Why Now May Be the Right Time for Green Stimulus

Photo by: andjohan

In the period leading up to the realization of the current economic crisis, Green was booming.  Solar cell companies were stock market darlings, and the whole sector looked like it may have the makings of the next bubble.  Unfortunately the crash has of course taken some of the bloom off that rose and investment has decreased to 2007 levels.1  But the crash is offset somewhat by the components of President Obama’s stimulus package that call for spending on renewable energy and other “Green” projects.

Why Green?

Generally the idea behind counter-cyclical spending is for the government to put people to work doing things that benefit the country as a whole-thus the idea of building roads, schools, or something else that will give a lasting benefit while helping invigorate the economy through the spending.  This is a win-win.  For those who are pro-Green, environmentally friendly projects seem like the perfect kind of project.  You can wean the country off oil, save the environment and fix the economy all at once.  But is this argument realistic?

Many will immediately cite skepticism over global warming as the first reason not to bother with this kind of infrastructure.  While I personally believe there is credible evidence of man-made climate change, I think there are other reasons to pursue renewable energy.  The first is to remove our dependence on oil, the price of which has a huge impact on our economy.  We can also bias our energy generation toward areas in which we have a natural advantage, like wind.  Even if you doubt that reducing our carbon emissions is a worthy goal, certainly those have some weight.

But is it Efficient?

The question then becomes, is Green spending an efficient way to create jobs.  According to the Peterson Institute of International Economics, green projects produce 30,100 job-years per billion spent, vs. 25,200 for road construction and even less for tax cuts.  The pivotal caveat to these numbers is that they assume quite a bit of private investment stimulated by the government’s stimulus.2  Green projects have a lot to offer in this area, but that caveat is still important.

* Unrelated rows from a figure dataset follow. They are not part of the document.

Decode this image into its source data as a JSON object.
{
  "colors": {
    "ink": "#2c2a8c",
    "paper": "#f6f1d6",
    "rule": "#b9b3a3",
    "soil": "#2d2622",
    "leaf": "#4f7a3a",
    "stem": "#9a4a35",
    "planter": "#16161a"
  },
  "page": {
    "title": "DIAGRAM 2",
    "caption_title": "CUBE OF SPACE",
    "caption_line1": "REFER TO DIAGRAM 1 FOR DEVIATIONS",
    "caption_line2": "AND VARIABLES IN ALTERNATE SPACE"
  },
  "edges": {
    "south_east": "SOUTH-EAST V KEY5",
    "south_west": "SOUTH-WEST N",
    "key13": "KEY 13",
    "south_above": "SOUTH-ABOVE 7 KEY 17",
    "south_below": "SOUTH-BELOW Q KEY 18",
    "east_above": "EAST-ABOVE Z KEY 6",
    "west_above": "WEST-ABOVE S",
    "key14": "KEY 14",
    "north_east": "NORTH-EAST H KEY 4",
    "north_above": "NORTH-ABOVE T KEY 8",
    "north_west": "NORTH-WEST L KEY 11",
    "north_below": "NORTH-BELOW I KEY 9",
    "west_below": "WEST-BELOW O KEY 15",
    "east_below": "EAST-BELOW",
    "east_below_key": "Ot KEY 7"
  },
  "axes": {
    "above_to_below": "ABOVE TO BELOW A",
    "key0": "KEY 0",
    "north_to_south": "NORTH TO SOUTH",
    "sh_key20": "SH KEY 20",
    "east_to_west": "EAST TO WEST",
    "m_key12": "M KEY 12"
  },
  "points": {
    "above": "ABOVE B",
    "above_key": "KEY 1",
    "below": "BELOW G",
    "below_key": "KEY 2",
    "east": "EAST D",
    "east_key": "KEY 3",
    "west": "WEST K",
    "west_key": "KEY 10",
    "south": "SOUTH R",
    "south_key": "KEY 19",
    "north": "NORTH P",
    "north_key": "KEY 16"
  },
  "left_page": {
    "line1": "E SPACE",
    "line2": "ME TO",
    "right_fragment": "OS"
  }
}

In a normal economic condition, that private investment could very well come at the expense of another, more efficient project.  So you may see 30,100 job-years created by the project, but at the expense of some number from another sector where the private investment would have flowed anyway.  This makes it very difficult to estimate whether it’s efficient in normal circumstances.

Why Now?

These are not by any stretch of the imagination normal circumstances.  While those Green projects may be questionable in times when private investment money is flowing, in these deflationary times where capital is literally being destroyed, the economics are different.  Instead of these Green projects pulling money from other private enterprise, they may be essentially pulling that money from mattresses.  With the government investing in Green, people may see that as a safe bet, and that investment money may be money that would have been allocated much less beneficially. 

While this is all supposition, it at a bare minimum suggests that the current deflationary, contracting environment represents a better opportunity for Green spending in other times.  Whatever the costs to private industry may have been in other times of that kind of stimulus, they are almost certainly reduced in this environment.  Thus even the harshest eco-skeptic might consider the idea that now is a good time to retool our energy production and distribution, among other Green projects.

  1. Forbes – Venture Capital Investment in Renewable Energy Exceeds $836.1M in Q1 2009 []
  2. Economist – The Grass Is Always Greener []

One Response to “Why Now May Be the Right Time for Green Stimulus”

  1. “Green” stimulus may make a lot of sense, but you always have to worry about anything that requires government direction.